El posicionamiento contra el extremismo regional de proyectos gobernantes en Brasil, Colombia y Chile es sugerente. Lula, al inaugurar el foro, dio algunas pistas: que el extremismo es un síntoma de una crisis más profunda con múltiples causas; que la democracia liberal ha demostrado ser insuficiente y ha frustrado las expectativas de millones de personas; que un modelo que trabaja para el gran capital y abandona a los trabajadores a su suerte no es democrático; y que la abundancia para unos pocos y el hambre para muchos en el siglo XXI es la antesala del totalitarismo.
Desde Allende en los años sesenta y el Frente Amplio e Izquierda Unida en los ochenta —en Chile, Uruguay y Perú, respectivamente— la opción de una tercera vía es recurrente, aunque fue frenada desde la toma del poder de Hugo Chávez en 1999.

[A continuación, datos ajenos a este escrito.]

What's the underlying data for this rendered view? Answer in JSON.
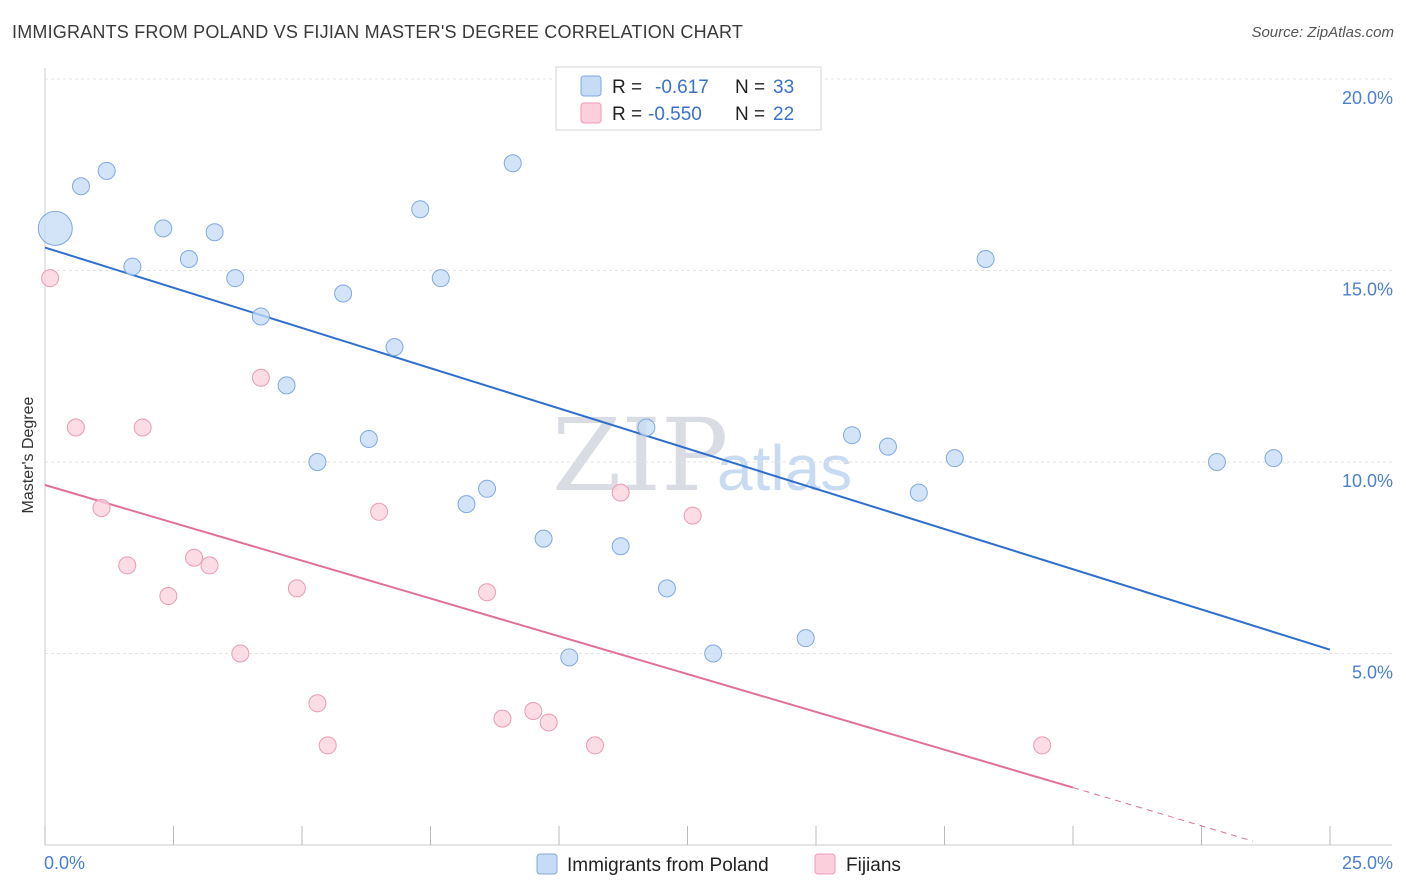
{
  "title": "IMMIGRANTS FROM POLAND VS FIJIAN MASTER'S DEGREE CORRELATION CHART",
  "source": "Source: ZipAtlas.com",
  "watermark": {
    "zip": "ZIP",
    "atlas": "atlas"
  },
  "colors": {
    "blue_fill": "#c5dbf6",
    "blue_stroke": "#7fa9e3",
    "blue_line": "#2f6fcc",
    "pink_fill": "#fbd0dc",
    "pink_stroke": "#ec9ab3",
    "pink_line": "#e0709a",
    "grid": "#e3e3e3",
    "tick_text": "#4a7fd0"
  },
  "chart_data": {
    "type": "scatter",
    "xlabel": "",
    "ylabel": "Master's Degree",
    "xlim": [
      0,
      25
    ],
    "ylim": [
      0,
      20.5
    ],
    "x_tick_labels": [
      "0.0%",
      "25.0%"
    ],
    "y_ticks": [
      5,
      10,
      15,
      20
    ],
    "y_tick_labels": [
      "5.0%",
      "10.0%",
      "15.0%",
      "20.0%"
    ],
    "legend": [
      {
        "name": "Immigrants from Poland",
        "r_label": "R =",
        "r": "-0.617",
        "n_label": "N =",
        "n": "33"
      },
      {
        "name": "Fijians",
        "r_label": "R =",
        "r": "-0.550",
        "n_label": "N =",
        "n": "22"
      }
    ],
    "series": [
      {
        "name": "Immigrants from Poland",
        "color": "blue",
        "points": [
          {
            "x": 0.2,
            "y": 16.1,
            "size": "large"
          },
          {
            "x": 0.7,
            "y": 17.2
          },
          {
            "x": 1.2,
            "y": 17.6
          },
          {
            "x": 1.7,
            "y": 15.1
          },
          {
            "x": 2.3,
            "y": 16.1
          },
          {
            "x": 2.8,
            "y": 15.3
          },
          {
            "x": 3.3,
            "y": 16.0
          },
          {
            "x": 3.7,
            "y": 14.8
          },
          {
            "x": 4.2,
            "y": 13.8
          },
          {
            "x": 4.7,
            "y": 12.0
          },
          {
            "x": 5.3,
            "y": 10.0
          },
          {
            "x": 5.8,
            "y": 14.4
          },
          {
            "x": 6.3,
            "y": 10.6
          },
          {
            "x": 6.8,
            "y": 13.0
          },
          {
            "x": 7.3,
            "y": 16.6
          },
          {
            "x": 7.7,
            "y": 14.8
          },
          {
            "x": 8.2,
            "y": 8.9
          },
          {
            "x": 8.6,
            "y": 9.3
          },
          {
            "x": 9.1,
            "y": 17.8
          },
          {
            "x": 9.7,
            "y": 8.0
          },
          {
            "x": 10.2,
            "y": 4.9
          },
          {
            "x": 11.2,
            "y": 7.8
          },
          {
            "x": 11.7,
            "y": 10.9
          },
          {
            "x": 12.1,
            "y": 6.7
          },
          {
            "x": 13.0,
            "y": 5.0
          },
          {
            "x": 14.8,
            "y": 5.4
          },
          {
            "x": 15.7,
            "y": 10.7
          },
          {
            "x": 16.4,
            "y": 10.4
          },
          {
            "x": 17.0,
            "y": 9.2
          },
          {
            "x": 17.7,
            "y": 10.1
          },
          {
            "x": 18.3,
            "y": 15.3
          },
          {
            "x": 22.8,
            "y": 10.0
          },
          {
            "x": 23.9,
            "y": 10.1
          }
        ],
        "trend": {
          "x0": 0,
          "y0": 15.6,
          "x1": 25.0,
          "y1": 5.1
        }
      },
      {
        "name": "Fijians",
        "color": "pink",
        "points": [
          {
            "x": 0.1,
            "y": 14.8
          },
          {
            "x": 0.6,
            "y": 10.9
          },
          {
            "x": 1.1,
            "y": 8.8
          },
          {
            "x": 1.6,
            "y": 7.3
          },
          {
            "x": 1.9,
            "y": 10.9
          },
          {
            "x": 2.4,
            "y": 6.5
          },
          {
            "x": 2.9,
            "y": 7.5
          },
          {
            "x": 3.2,
            "y": 7.3
          },
          {
            "x": 3.8,
            "y": 5.0
          },
          {
            "x": 4.2,
            "y": 12.2
          },
          {
            "x": 4.9,
            "y": 6.7
          },
          {
            "x": 5.3,
            "y": 3.7
          },
          {
            "x": 5.5,
            "y": 2.6
          },
          {
            "x": 6.5,
            "y": 8.7
          },
          {
            "x": 8.6,
            "y": 6.6
          },
          {
            "x": 8.9,
            "y": 3.3
          },
          {
            "x": 9.5,
            "y": 3.5
          },
          {
            "x": 9.8,
            "y": 3.2
          },
          {
            "x": 10.7,
            "y": 2.6
          },
          {
            "x": 11.2,
            "y": 9.2
          },
          {
            "x": 12.6,
            "y": 8.6
          },
          {
            "x": 19.4,
            "y": 2.6
          }
        ],
        "trend": {
          "x0": 0,
          "y0": 9.4,
          "x1": 20.0,
          "y1": 1.5
        },
        "trend_dashed": {
          "x0": 20.0,
          "y0": 1.5,
          "x1": 23.5,
          "y1": 0.1
        }
      }
    ]
  }
}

Sobre el papel, queda claro la creciente distancia de proyectos progresistas en la región respecto del extremismo fracasado en varios de sus países gobernados en nombre de un programa de izquierda, y su apuesta por un programa que intente promover y defender, al mismo tiempo, elecciones libres y los DDHH junto a una economía sana, sostenible e inclusiva. La distancia es igual frente a la ola extremista de la derecha que se propone re-neoliberalizar la región.
La asignatura pendiente de este espacio no es solo la democracia y la economía, sino también la seguridad. En varios países de la región no se asiste, exclusivamente, a la formación de opciones extremistas en la política, sino a la radicalización de la sociedad, afectada por el auge del crimen y la pérdida de territorios que pasan del control del Estado al control del delito. Una sociedad sin seguridad, con gobiernos democráticos —de derecha o izquierda— que son incapaces de controlar el avance del crimen, es la principal contribución del autoritarismo y extremismo.